Aussitôt qu'il eut fini de parler, sa tête inerte retomba sur le dossier du fauteuil. J'échangeai un bref regard avec Ryôta et me détournai de Mika qui, quelques fois, me portait vraiment sur les nerfs.
Nous ne nous étions ni reparlés ni revus depuis qu'elle était sortie de ma chambre en sautant par la fenêtre. Je ne voyais pas en quel honneur j'aurais dû m'expliquer. C'était elle, après tout, qui m'avait abandonné pendant une semaine pour aller prendre du bon temps avec ce Sven. Et encore une fois, elle s'était retrouvée avec Minoru et s'était faite agresser. Encore une fois, je n'avais pas été présent pour la protéger. Tous les deux avaient eu de la chance que Juro n'ait eu d'autre intention que de leur faire peur. La veille quand c'était arrivé, j'avais refait mon cauchemar. Ces circonstances me glaçaient le sang.

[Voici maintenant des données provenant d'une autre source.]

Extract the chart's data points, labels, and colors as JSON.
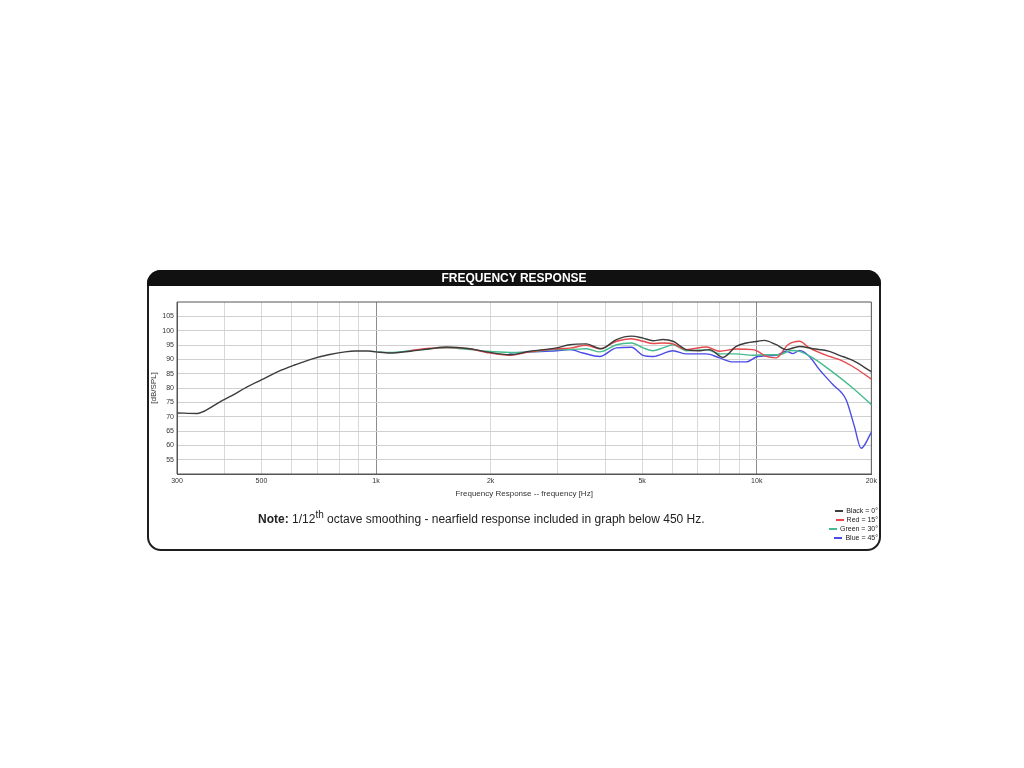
{
  "chart_data": {
    "type": "line",
    "title": "FREQUENCY RESPONSE",
    "xlabel": "Frequency Response -- frequency [Hz]",
    "ylabel": "[dB/SPL]",
    "annotations": [
      "Note: 1/12$^{th}$ octave smoothing - nearfield response included in graph below 450 Hz."
    ],
    "log": "x",
    "grid": true,
    "legend": "bottom right",
    "marker": "none",
    "line_style": "solid",
    "xlim": [
      300,
      20000
    ],
    "xticks": [
      {
        "value": 300,
        "label": "300"
      },
      {
        "value": 400,
        "label": null
      },
      {
        "value": 500,
        "label": "500"
      },
      {
        "value": 600,
        "label": null
      },
      {
        "value": 700,
        "label": null
      },
      {
        "value": 800,
        "label": null
      },
      {
        "value": 900,
        "label": null
      },
      {
        "value": 1000,
        "label": "1k"
      },
      {
        "value": 2000,
        "label": "2k"
      },
      {
        "value": 3000,
        "label": null
      },
      {
        "value": 4000,
        "label": null
      },
      {
        "value": 5000,
        "label": "5k"
      },
      {
        "value": 6000,
        "label": null
      },
      {
        "value": 7000,
        "label": null
      },
      {
        "value": 8000,
        "label": null
      },
      {
        "value": 9000,
        "label": null
      },
      {
        "value": 10000,
        "label": "10k"
      },
      {
        "value": 20000,
        "label": "20k"
      }
    ],
    "ylim": [
      50,
      110
    ],
    "yticks": [
      55,
      60,
      65,
      70,
      75,
      80,
      85,
      90,
      95,
      100,
      105
    ],
    "series": [
      {
        "name": "Black = 0°",
        "color": "#3c3c3c",
        "x": [
          300,
          340,
          352,
          394,
          418,
          453,
          501,
          554,
          613,
          677,
          750,
          829,
          880,
          954,
          1000,
          1088,
          1228,
          1386,
          1532,
          1765,
          1951,
          2246,
          2535,
          2979,
          3228,
          3570,
          3900,
          4279,
          4686,
          5026,
          5340,
          5670,
          6025,
          6531,
          7080,
          7520,
          8147,
          8830,
          9387,
          10070,
          10460,
          11250,
          11950,
          12950,
          14040,
          15520,
          16490,
          17870,
          20000
        ],
        "values": [
          71.3,
          71.1,
          71.8,
          75.6,
          77.3,
          80.0,
          82.9,
          85.8,
          88.1,
          90.1,
          91.6,
          92.6,
          92.9,
          92.9,
          92.6,
          92.2,
          92.8,
          93.7,
          94.3,
          93.7,
          92.6,
          91.6,
          92.8,
          94.0,
          95.1,
          95.4,
          93.7,
          96.9,
          98.1,
          97.4,
          96.5,
          96.9,
          96.3,
          93.4,
          93.0,
          93.4,
          90.7,
          94.5,
          95.7,
          96.3,
          96.6,
          95.1,
          93.4,
          94.5,
          93.7,
          92.8,
          91.4,
          89.6,
          85.7
        ]
      },
      {
        "name": "Red = 15°",
        "color": "#e5484d",
        "x": [
          1228,
          1386,
          1532,
          1765,
          1951,
          2246,
          2535,
          2979,
          3228,
          3570,
          3869,
          4279,
          4686,
          5026,
          5340,
          5670,
          6025,
          6531,
          7370,
          7988,
          8830,
          9766,
          10070,
          10590,
          11250,
          12080,
          12950,
          13750,
          15520,
          16490,
          17870,
          20000
        ],
        "values": [
          93.0,
          93.9,
          94.1,
          93.7,
          92.4,
          91.4,
          92.6,
          93.7,
          93.9,
          94.9,
          93.7,
          96.3,
          97.2,
          96.3,
          95.5,
          95.7,
          95.4,
          93.4,
          94.3,
          92.8,
          93.6,
          93.4,
          92.8,
          91.0,
          90.5,
          95.1,
          96.3,
          94.0,
          91.0,
          89.9,
          87.5,
          83.1
        ]
      },
      {
        "name": "Green = 30°",
        "color": "#45bd8c",
        "x": [
          1000,
          1088,
          1228,
          1386,
          1532,
          1765,
          1951,
          2246,
          2535,
          2979,
          3228,
          3570,
          3869,
          4279,
          4686,
          5026,
          5340,
          5670,
          6025,
          6531,
          7370,
          7988,
          8830,
          9766,
          10590,
          11470,
          12310,
          12950,
          14040,
          15520,
          17870,
          20000
        ],
        "values": [
          92.6,
          92.4,
          93.0,
          93.7,
          94.0,
          93.4,
          92.8,
          92.4,
          92.6,
          93.4,
          93.4,
          93.7,
          92.6,
          95.1,
          95.7,
          94.0,
          93.0,
          94.0,
          95.1,
          93.0,
          93.4,
          91.9,
          91.9,
          91.4,
          91.6,
          91.6,
          93.1,
          92.8,
          90.5,
          86.4,
          80.0,
          74.2
        ]
      },
      {
        "name": "Blue = 45°",
        "color": "#4b4be6",
        "x": [
          2246,
          2535,
          2979,
          3228,
          3498,
          3869,
          4279,
          4686,
          5026,
          5340,
          6025,
          6531,
          7370,
          7988,
          8657,
          9387,
          10070,
          11250,
          11950,
          12440,
          12950,
          13750,
          14610,
          15840,
          17170,
          18050,
          18800,
          20000
        ],
        "values": [
          92.2,
          92.6,
          93.0,
          93.4,
          92.2,
          91.0,
          94.0,
          94.2,
          91.4,
          91.0,
          93.0,
          91.9,
          91.9,
          90.5,
          89.1,
          89.1,
          91.0,
          91.4,
          92.8,
          92.0,
          93.1,
          91.0,
          86.4,
          81.2,
          75.9,
          66.6,
          59.0,
          64.5
        ]
      }
    ]
  }
}
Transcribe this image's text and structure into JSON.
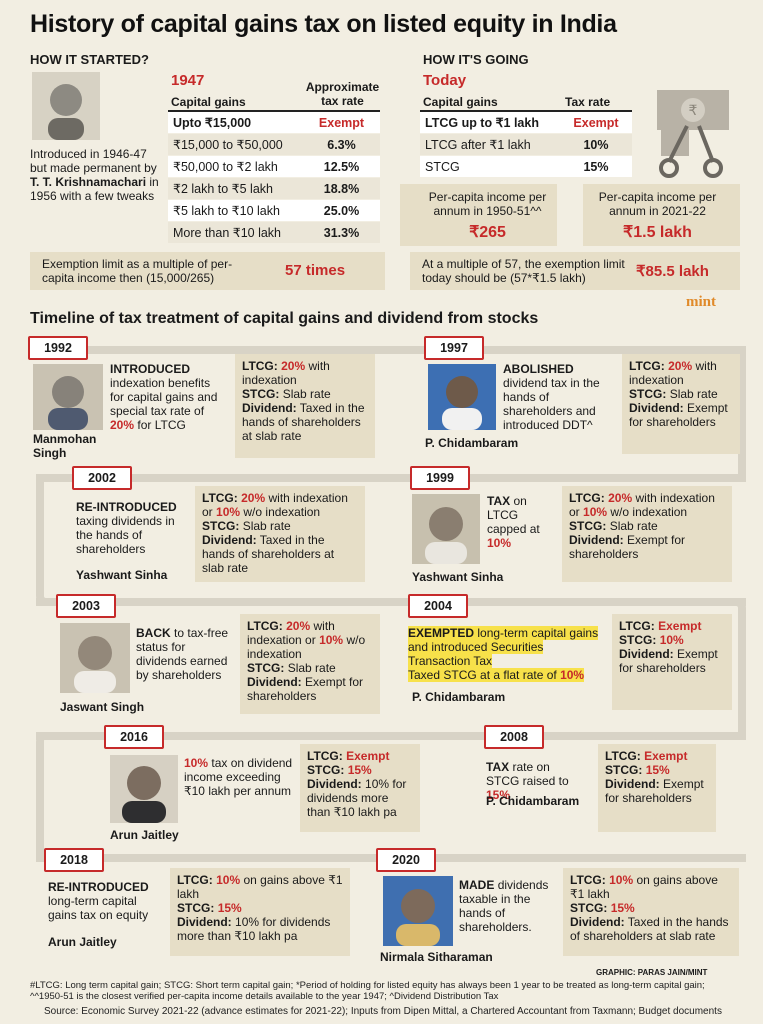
{
  "title": "History of capital gains tax on listed equity in India",
  "left": {
    "heading": "HOW IT STARTED?",
    "year": "1947",
    "col1": "Capital gains",
    "col2": "Approximate tax rate",
    "rows": [
      [
        "Upto ₹15,000",
        "Exempt"
      ],
      [
        "₹15,000 to ₹50,000",
        "6.3%"
      ],
      [
        "₹50,000 to ₹2 lakh",
        "12.5%"
      ],
      [
        "₹2 lakh to ₹5 lakh",
        "18.8%"
      ],
      [
        "₹5 lakh to ₹10 lakh",
        "25.0%"
      ],
      [
        "More than ₹10 lakh",
        "31.3%"
      ]
    ],
    "intro1": "Introduced in 1946-47 but made permanent by",
    "intro_name": "T. T. Krishnamachari",
    "intro2": "in 1956 with a few tweaks",
    "multiple_label": "Exemption limit as a multiple of per-capita income then (15,000/265)",
    "multiple_value": "57 times"
  },
  "right": {
    "heading": "HOW IT'S GOING",
    "today": "Today",
    "col1": "Capital gains",
    "col2": "Tax rate",
    "rows": [
      [
        "LTCG up to ₹1 lakh",
        "Exempt"
      ],
      [
        "LTCG after ₹1 lakh",
        "10%"
      ],
      [
        "STCG",
        "15%"
      ]
    ],
    "pci_then_label": "Per-capita income per annum in 1950-51^^",
    "pci_then_value": "₹265",
    "pci_now_label": "Per-capita income per annum in 2021-22",
    "pci_now_value": "₹1.5 lakh",
    "exempt_label": "At a multiple of 57, the exemption limit today should be (57*₹1.5 lakh)",
    "exempt_value": "₹85.5 lakh",
    "logo": "mint"
  },
  "timeline_title": "Timeline of tax treatment of capital gains and dividend from stocks",
  "events": {
    "e1992": {
      "year": "1992",
      "head": "INTRODUCED",
      "desc": "indexation benefits for capital gains and special tax rate of",
      "rate": "20%",
      "desc2": "for LTCG",
      "name": "Manmohan Singh",
      "ltcg_l": "LTCG:",
      "ltcg_v": "20%",
      "ltcg_r": "with indexation",
      "stcg_l": "STCG:",
      "stcg_v": "Slab rate",
      "div_l": "Dividend:",
      "div_v": "Taxed in the hands of shareholders at slab rate"
    },
    "e1997": {
      "year": "1997",
      "head": "ABOLISHED",
      "desc": "dividend tax in the hands of shareholders and introduced DDT^",
      "name": "P. Chidambaram",
      "ltcg_l": "LTCG:",
      "ltcg_v": "20%",
      "ltcg_r": "with indexation",
      "stcg_l": "STCG:",
      "stcg_v": "Slab rate",
      "div_l": "Dividend:",
      "div_v": "Exempt for shareholders"
    },
    "e2002": {
      "year": "2002",
      "head": "RE-INTRODUCED",
      "desc": "taxing dividends in the hands of shareholders",
      "name": "Yashwant Sinha",
      "ltcg_l": "LTCG:",
      "ltcg_v": "20%",
      "ltcg_m": "with indexation or",
      "ltcg_v2": "10%",
      "ltcg_r": "w/o indexation",
      "stcg_l": "STCG:",
      "stcg_v": "Slab rate",
      "div_l": "Dividend:",
      "div_v": "Taxed in the hands of shareholders at slab rate"
    },
    "e1999": {
      "year": "1999",
      "head": "TAX",
      "desc": "on LTCG capped at",
      "rate": "10%",
      "name": "Yashwant Sinha",
      "ltcg_l": "LTCG:",
      "ltcg_v": "20%",
      "ltcg_m": "with indexation or",
      "ltcg_v2": "10%",
      "ltcg_r": "w/o indexation",
      "stcg_l": "STCG:",
      "stcg_v": "Slab rate",
      "div_l": "Dividend:",
      "div_v": "Exempt for shareholders"
    },
    "e2003": {
      "year": "2003",
      "head": "BACK",
      "desc": "to tax-free status for dividends earned by shareholders",
      "name": "Jaswant Singh",
      "ltcg_l": "LTCG:",
      "ltcg_v": "20%",
      "ltcg_m": "with indexation or",
      "ltcg_v2": "10%",
      "ltcg_r": "w/o indexation",
      "stcg_l": "STCG:",
      "stcg_v": "Slab rate",
      "div_l": "Dividend:",
      "div_v": "Exempt for shareholders"
    },
    "e2004": {
      "year": "2004",
      "head": "EXEMPTED",
      "desc": "long-term capital gains and introduced Securities Transaction Tax",
      "desc2": "Taxed STCG at a flat rate of",
      "rate": "10%",
      "name": "P. Chidambaram",
      "ltcg_l": "LTCG:",
      "ltcg_v": "Exempt",
      "stcg_l": "STCG:",
      "stcg_v": "10%",
      "div_l": "Dividend:",
      "div_v": "Exempt for shareholders"
    },
    "e2016": {
      "year": "2016",
      "rate": "10%",
      "desc": "tax on dividend income exceeding ₹10 lakh per annum",
      "name": "Arun Jaitley",
      "ltcg_l": "LTCG:",
      "ltcg_v": "Exempt",
      "stcg_l": "STCG:",
      "stcg_v": "15%",
      "div_l": "Dividend:",
      "div_v": "10% for dividends more than ₹10 lakh pa"
    },
    "e2008": {
      "year": "2008",
      "head": "TAX",
      "desc": "rate on STCG raised to",
      "rate": "15%",
      "name": "P. Chidambaram",
      "ltcg_l": "LTCG:",
      "ltcg_v": "Exempt",
      "stcg_l": "STCG:",
      "stcg_v": "15%",
      "div_l": "Dividend:",
      "div_v": "Exempt for shareholders"
    },
    "e2018": {
      "year": "2018",
      "head": "RE-INTRODUCED",
      "desc": "long-term capital gains tax on equity",
      "name": "Arun Jaitley",
      "ltcg_l": "LTCG:",
      "ltcg_v": "10%",
      "ltcg_r": "on gains above ₹1 lakh",
      "stcg_l": "STCG:",
      "stcg_v": "15%",
      "div_l": "Dividend:",
      "div_v": "10% for dividends more than ₹10 lakh pa"
    },
    "e2020": {
      "year": "2020",
      "head": "MADE",
      "desc": "dividends taxable in the hands of shareholders.",
      "name": "Nirmala Sitharaman",
      "ltcg_l": "LTCG:",
      "ltcg_v": "10%",
      "ltcg_r": "on gains above ₹1 lakh",
      "stcg_l": "STCG:",
      "stcg_v": "15%",
      "div_l": "Dividend:",
      "div_v": "Taxed in the hands of shareholders at slab rate"
    }
  },
  "credit": "GRAPHIC: PARAS JAIN/MINT",
  "footnote": "#LTCG: Long term capital gain; STCG: Short term capital gain; *Period of holding for listed equity has always been 1 year to be treated as long-term capital gain; ^^1950-51 is the closest verified per-capita income details available to the year 1947; ^Dividend Distribution Tax",
  "source": "Source: Economic Survey 2021-22 (advance estimates for 2021-22); Inputs from Dipen Mittal, a Chartered Accountant from Taxmann; Budget documents",
  "colors": {
    "accent": "#c62a2a",
    "background": "#f2eee2",
    "box": "#e6dec7",
    "highlight": "#f7e14a"
  }
}
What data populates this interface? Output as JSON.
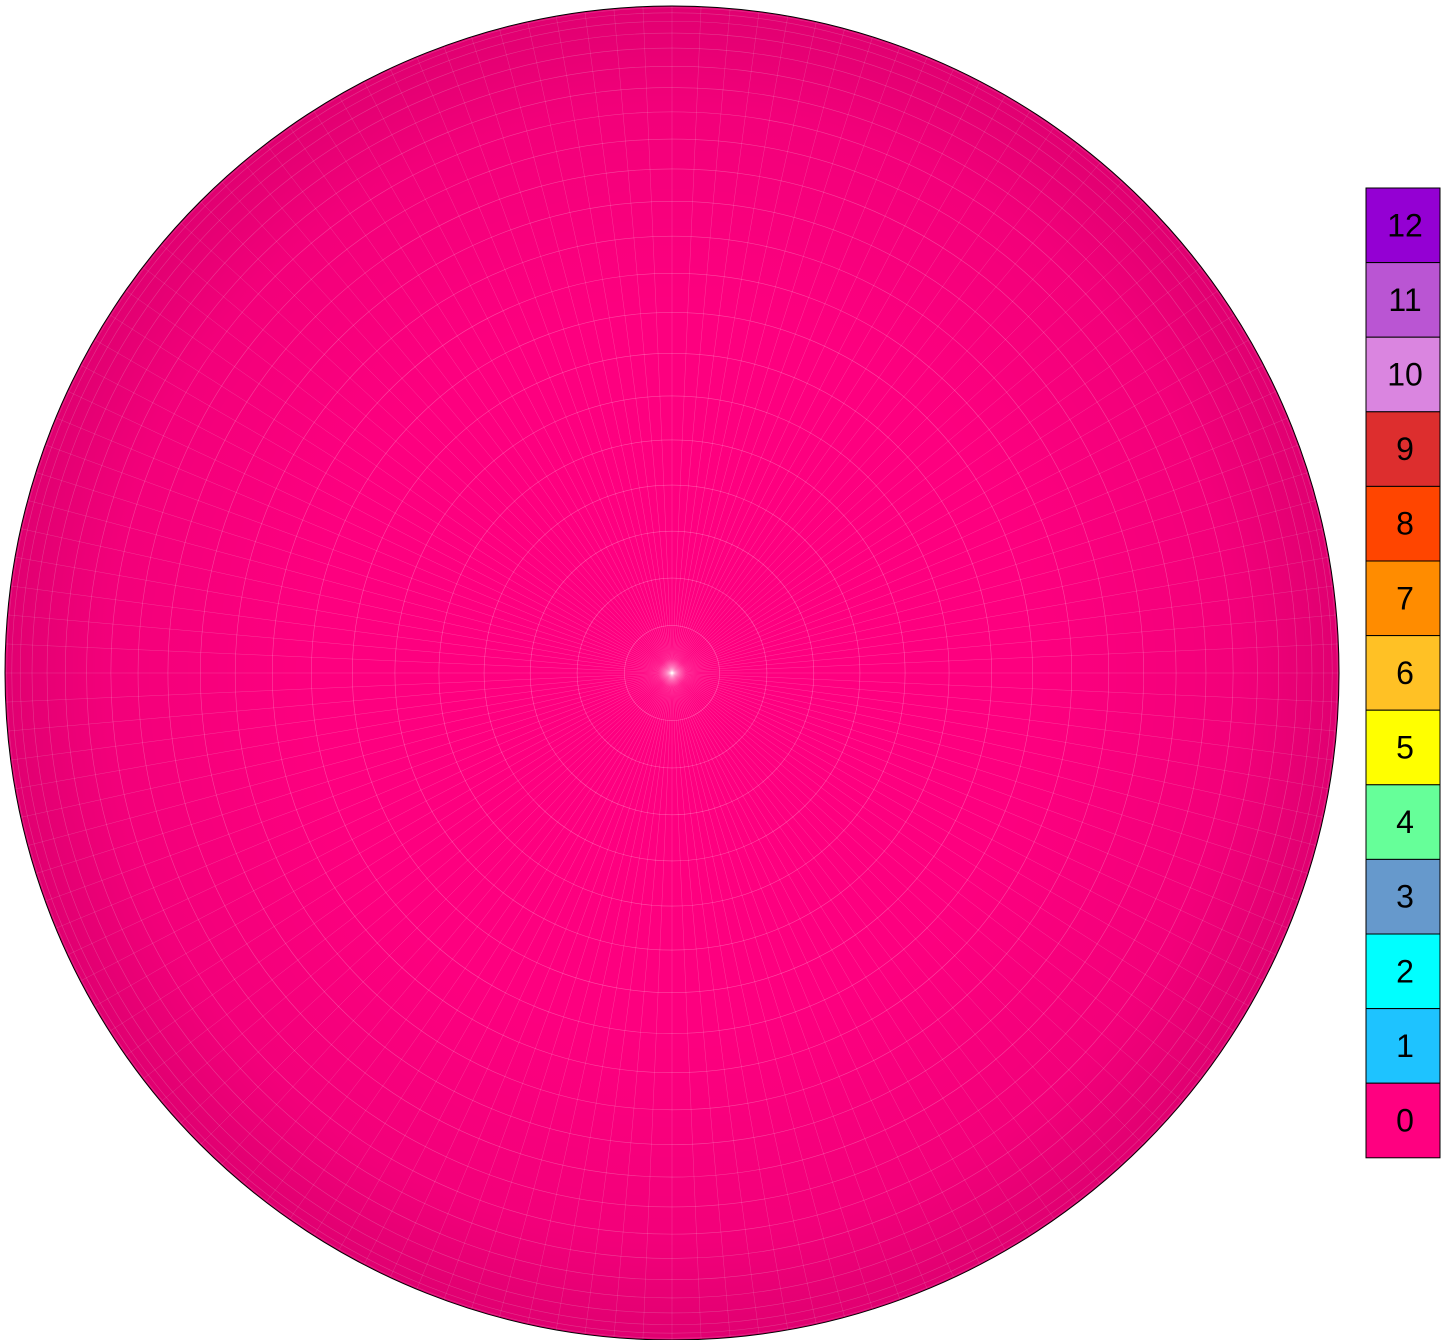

Tout le monde était au courant, autant pour le fait que le « Vélociraptor » ne nous embêterait plus, comme pour ma dispute avec Lucie. Le problème dans un groupe, c'est que tout se sait.
*
[Narration : Lucie]
Une voix rauque prononça mon nom derrière moi. Assise sur un tabouret du comptoir, je pivotai et levai les yeux vers Yuito. « La Banane » se tenait debout, une chopine de bière à la main, lorgnant le siège libre d'à côté. Il parla de son intonation enrouée : « Salut, Clé-à-molette. Je peux m'asseoir ? ». Je hochai la tête, étonnée qu'il me pose la question. Il prit place et repoussa du doigt ses lunettes sur l'arête de son nez. La branche s'accrocha bien tant que mal à son oreille en forme de chou. La branche s'accrocha bien tant que mal à son oreille en forme de chou. Il se désaltéra avec une grande rasade et s'exprima à nouveau :
« Tu devrais aller voir Kensei.
Je le dévisageai. D'ordinaire, Yuito ne se mêlait pas des affaires des autres. Je haussai les épaules et répondis :
— Qu'il vienne lui-même.
Il sourit. Je n'avais jamais fait attention à sa dentition. Elle était catastrophique, avec des dents qui se chevauchaient et qui paraissaient avoir été aiguisées avec une lime en métal. Au sens propre, Yuito avait une gueule de requin. Un requin paré de lunettes de soleil.
— Tu recommandes, après ?
— Je ne sais pas encore » répondit-il d'un ton monotone.
Il buvait moins que les autres – compensant l'alcool par les comprimés. Lorsque j'avais interrogé Minoru dont l'arcade sourcilière s'était refermée, il avait penché la tête vers moi et parlé à voix basse pour qu'on ne nous entende pas.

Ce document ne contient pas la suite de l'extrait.